Эти слова прозвучали как вызов, и наконец, почти побежденный, он произнес:
— Я люблю тебя, Лорна.
Она бросилась к нему и схватила за руки так, как будто хотела удержать на всю жизнь:
— Вот теперь я счастлива: только на один миг, но я счастлива. Думаю, вряд ли с первого раза все могло пройти удачно. С того вечера, когда я пришла на кухню узнать, что случилось с папой, и когда узнала, что это ты подложил записку, вот тогда я и обратила на тебя внимание.
— К черту эту записку.
— Нет, — вздохнула она. — Нет, это значит, что все именно так и должно было произойти. Ты так не думаешь?
Некоторое время они молча держались за руки, но в душе Йенс знал, что в том, что произошло, виноваты они оба. Он сел и, скрестив руки, продолжал:
— А как же Дюваль? Ведь он подарил тебе часы, и твои родители мечтают, чтобы ты вышла за него замуж? А я ведь всего-навсего кухонный лакей?
— Никогда! — Она вскрикнула так, что сомнений и вопросов не было. — Никогда, Йенс Харкен! Ты лодочный мастер, дизайнер, и когда-нибудь у тебя будет твое собственное дело, и со всех концов Амепини к тебе будут приезжать люди, чтобы ты построил для них яхты. Ты мне говорил так.

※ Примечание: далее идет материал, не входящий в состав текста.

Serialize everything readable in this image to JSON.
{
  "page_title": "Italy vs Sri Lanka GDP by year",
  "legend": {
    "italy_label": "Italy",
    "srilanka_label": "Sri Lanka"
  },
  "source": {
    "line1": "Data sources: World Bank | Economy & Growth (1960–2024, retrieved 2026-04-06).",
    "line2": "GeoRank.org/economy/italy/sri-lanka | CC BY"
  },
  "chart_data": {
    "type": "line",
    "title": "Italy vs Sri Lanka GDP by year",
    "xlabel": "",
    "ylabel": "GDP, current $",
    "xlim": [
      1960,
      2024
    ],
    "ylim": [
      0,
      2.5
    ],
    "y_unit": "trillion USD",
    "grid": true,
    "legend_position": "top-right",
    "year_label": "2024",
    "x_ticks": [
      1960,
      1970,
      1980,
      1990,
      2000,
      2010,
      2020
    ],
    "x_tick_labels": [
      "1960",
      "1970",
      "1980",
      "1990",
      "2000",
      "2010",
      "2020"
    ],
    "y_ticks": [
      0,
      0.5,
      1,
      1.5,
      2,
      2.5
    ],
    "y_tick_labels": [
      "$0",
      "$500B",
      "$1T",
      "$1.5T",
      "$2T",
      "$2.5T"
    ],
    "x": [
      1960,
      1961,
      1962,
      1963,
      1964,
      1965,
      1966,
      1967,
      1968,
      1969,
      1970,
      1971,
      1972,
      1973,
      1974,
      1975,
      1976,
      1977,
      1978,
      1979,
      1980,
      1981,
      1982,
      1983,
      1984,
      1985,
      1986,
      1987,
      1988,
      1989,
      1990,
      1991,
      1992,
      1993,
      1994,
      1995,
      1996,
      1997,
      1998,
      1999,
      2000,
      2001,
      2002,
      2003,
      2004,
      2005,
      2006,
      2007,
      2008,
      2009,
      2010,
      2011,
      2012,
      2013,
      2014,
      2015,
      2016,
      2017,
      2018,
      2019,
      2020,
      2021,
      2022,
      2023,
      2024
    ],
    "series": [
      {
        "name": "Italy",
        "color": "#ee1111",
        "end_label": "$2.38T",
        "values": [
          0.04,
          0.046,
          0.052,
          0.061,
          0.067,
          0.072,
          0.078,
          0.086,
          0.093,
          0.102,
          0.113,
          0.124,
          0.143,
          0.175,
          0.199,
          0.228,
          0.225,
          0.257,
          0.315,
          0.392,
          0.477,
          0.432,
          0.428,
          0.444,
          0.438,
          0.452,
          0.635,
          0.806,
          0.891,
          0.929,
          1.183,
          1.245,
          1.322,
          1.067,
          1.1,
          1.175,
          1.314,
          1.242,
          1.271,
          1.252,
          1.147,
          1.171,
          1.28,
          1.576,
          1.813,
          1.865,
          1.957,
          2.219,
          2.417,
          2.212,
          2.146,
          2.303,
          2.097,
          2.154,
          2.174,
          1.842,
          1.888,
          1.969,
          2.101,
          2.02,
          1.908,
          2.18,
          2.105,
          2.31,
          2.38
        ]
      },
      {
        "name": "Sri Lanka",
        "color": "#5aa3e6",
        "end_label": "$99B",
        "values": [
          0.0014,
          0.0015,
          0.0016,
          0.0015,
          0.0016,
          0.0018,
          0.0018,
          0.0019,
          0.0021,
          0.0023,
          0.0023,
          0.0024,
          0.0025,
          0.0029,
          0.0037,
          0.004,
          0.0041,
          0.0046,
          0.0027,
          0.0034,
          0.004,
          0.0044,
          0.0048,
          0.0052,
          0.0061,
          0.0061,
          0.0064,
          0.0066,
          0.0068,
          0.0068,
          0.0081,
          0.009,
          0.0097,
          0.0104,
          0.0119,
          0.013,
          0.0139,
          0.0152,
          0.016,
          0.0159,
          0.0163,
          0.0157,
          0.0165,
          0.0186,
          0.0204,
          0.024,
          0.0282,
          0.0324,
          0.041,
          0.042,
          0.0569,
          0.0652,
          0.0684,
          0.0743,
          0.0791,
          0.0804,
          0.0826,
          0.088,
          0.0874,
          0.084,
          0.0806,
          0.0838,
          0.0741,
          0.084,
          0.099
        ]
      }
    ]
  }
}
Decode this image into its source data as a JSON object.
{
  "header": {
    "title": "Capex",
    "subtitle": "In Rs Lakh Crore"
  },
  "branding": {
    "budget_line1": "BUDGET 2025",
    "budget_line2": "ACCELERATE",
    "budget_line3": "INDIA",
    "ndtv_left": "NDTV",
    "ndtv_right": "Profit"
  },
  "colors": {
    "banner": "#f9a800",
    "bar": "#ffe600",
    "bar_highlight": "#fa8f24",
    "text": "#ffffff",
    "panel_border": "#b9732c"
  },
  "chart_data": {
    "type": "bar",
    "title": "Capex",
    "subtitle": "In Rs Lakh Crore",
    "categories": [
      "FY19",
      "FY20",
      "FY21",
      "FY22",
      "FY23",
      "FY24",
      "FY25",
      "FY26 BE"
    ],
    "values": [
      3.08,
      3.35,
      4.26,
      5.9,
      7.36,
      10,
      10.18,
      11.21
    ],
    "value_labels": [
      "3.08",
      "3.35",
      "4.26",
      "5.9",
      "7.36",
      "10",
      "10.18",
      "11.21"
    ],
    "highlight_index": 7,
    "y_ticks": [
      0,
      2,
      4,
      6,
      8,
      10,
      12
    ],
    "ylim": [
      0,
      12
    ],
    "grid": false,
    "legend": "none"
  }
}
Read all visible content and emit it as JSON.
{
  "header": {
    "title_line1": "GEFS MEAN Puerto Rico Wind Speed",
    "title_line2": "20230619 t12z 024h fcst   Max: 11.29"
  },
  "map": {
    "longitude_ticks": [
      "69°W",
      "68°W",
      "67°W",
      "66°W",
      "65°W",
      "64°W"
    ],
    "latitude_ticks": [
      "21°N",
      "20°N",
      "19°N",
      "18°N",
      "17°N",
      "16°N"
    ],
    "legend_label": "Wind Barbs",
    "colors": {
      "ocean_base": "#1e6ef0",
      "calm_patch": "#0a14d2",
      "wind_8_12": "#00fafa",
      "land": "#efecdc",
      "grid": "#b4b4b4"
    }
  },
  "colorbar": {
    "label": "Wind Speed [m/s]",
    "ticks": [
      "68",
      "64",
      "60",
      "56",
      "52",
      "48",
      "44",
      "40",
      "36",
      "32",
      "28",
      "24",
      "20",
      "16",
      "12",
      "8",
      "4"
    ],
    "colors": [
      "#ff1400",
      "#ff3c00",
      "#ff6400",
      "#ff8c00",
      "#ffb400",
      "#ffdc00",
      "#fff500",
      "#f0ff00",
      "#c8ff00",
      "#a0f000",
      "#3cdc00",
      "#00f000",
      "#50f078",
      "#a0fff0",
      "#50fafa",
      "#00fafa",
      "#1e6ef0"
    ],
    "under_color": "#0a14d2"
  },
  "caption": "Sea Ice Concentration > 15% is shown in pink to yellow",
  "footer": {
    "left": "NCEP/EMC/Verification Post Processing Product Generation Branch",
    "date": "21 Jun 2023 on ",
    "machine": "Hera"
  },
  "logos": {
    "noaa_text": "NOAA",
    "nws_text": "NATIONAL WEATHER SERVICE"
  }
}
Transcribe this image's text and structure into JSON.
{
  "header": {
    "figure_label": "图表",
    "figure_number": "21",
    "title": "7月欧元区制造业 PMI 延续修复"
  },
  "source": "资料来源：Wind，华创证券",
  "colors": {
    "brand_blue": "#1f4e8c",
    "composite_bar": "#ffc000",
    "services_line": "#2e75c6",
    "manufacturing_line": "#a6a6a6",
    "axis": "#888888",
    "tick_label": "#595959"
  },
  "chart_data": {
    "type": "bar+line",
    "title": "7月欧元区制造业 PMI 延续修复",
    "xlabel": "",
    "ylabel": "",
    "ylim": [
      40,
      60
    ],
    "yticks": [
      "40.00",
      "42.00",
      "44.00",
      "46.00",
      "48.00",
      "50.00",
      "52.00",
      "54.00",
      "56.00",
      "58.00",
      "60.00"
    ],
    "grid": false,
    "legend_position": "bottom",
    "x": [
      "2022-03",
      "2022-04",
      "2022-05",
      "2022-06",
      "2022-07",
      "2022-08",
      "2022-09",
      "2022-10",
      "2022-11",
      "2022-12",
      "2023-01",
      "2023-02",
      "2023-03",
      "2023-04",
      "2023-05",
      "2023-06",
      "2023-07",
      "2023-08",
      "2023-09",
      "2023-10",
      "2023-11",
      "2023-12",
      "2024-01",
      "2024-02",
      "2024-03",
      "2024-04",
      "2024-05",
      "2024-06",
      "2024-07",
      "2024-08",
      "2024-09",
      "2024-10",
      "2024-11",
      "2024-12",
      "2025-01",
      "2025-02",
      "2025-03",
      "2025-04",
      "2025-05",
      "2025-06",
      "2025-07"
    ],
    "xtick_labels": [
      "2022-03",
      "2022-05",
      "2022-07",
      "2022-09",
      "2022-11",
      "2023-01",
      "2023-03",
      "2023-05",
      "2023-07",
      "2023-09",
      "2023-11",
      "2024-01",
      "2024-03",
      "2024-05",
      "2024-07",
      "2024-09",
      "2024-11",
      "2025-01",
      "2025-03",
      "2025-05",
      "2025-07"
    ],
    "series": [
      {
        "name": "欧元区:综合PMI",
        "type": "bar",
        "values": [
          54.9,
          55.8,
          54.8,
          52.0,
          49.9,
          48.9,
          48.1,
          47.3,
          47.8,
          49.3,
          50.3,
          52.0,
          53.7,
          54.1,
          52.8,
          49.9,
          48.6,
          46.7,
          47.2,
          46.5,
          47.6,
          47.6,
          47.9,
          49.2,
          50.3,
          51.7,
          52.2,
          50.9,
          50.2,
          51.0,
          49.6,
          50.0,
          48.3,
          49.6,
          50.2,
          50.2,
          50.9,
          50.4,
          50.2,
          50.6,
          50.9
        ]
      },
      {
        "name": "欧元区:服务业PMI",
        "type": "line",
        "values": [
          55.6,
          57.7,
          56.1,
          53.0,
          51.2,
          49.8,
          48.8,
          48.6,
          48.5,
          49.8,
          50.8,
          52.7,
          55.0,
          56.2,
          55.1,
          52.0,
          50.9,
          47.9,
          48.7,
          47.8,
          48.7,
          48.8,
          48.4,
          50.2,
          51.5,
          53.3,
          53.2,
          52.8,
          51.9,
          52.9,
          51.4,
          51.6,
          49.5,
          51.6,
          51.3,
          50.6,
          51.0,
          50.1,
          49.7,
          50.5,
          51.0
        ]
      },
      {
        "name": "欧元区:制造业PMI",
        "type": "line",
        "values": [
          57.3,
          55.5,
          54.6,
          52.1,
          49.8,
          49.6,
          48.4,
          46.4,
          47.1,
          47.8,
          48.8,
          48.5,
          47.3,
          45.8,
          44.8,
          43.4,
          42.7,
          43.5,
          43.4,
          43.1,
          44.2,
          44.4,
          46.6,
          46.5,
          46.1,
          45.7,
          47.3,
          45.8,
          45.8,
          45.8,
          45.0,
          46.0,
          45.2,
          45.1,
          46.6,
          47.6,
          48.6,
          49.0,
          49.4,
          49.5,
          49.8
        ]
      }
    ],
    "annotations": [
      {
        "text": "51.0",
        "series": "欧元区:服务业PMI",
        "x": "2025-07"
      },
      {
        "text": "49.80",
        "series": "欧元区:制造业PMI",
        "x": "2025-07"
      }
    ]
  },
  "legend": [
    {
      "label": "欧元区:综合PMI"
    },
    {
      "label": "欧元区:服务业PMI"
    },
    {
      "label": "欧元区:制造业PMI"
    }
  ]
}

Он обнял ее и приложил палец к ее губам в знак молчания.
— Ах, Лорна, Лорна…
Он вздохнул глубоко и задумался. В молчании протекло несколько минут.
Она первой нарушила тишину, спросив:
— Когда же мы можем снова встретиться?
Казалось, его мысли витают где-то далеко. Наконец, очнувшись, он серьезно посмотрел ей в глаза:
— Думай над этим. Подумай, если тебе правда хочется этого, Лорна… Подумай о том, что тебе придется плакать, мы будем вынуждены врать и изворачиваться. Ты этого хочешь, Лорна?
Конечно, нет, как будто бы мелькнуло в ее глазах.
— Ты же говорил, что никогда не лжешь, — напомнила она.
— Да, говорил, ну и что?
Они прекрасно понимали, что они вынуждены будут так вести себя, но думать об этом сейчас не хотелось.
— Уже поздно, — вздохнул он. — Тебе пора.
Сквозь слезы она рассеянно посмотрела на тарелки, полные муравьев.
— Да, — прошептала она безучастно.
— Пошли, я помогу тебе упаковать корзину.
Они выбросили всю еду на траву, собрали тарелки и свернули одеяло в полном молчании. Йенс взял корзину, а Лорна одеяло, и они все так же молча направились к лодке. Он, подав руку, помогал ей спускаться. Они положили вещи в лодку и остановились. Так они и стояли друг против друга на скале.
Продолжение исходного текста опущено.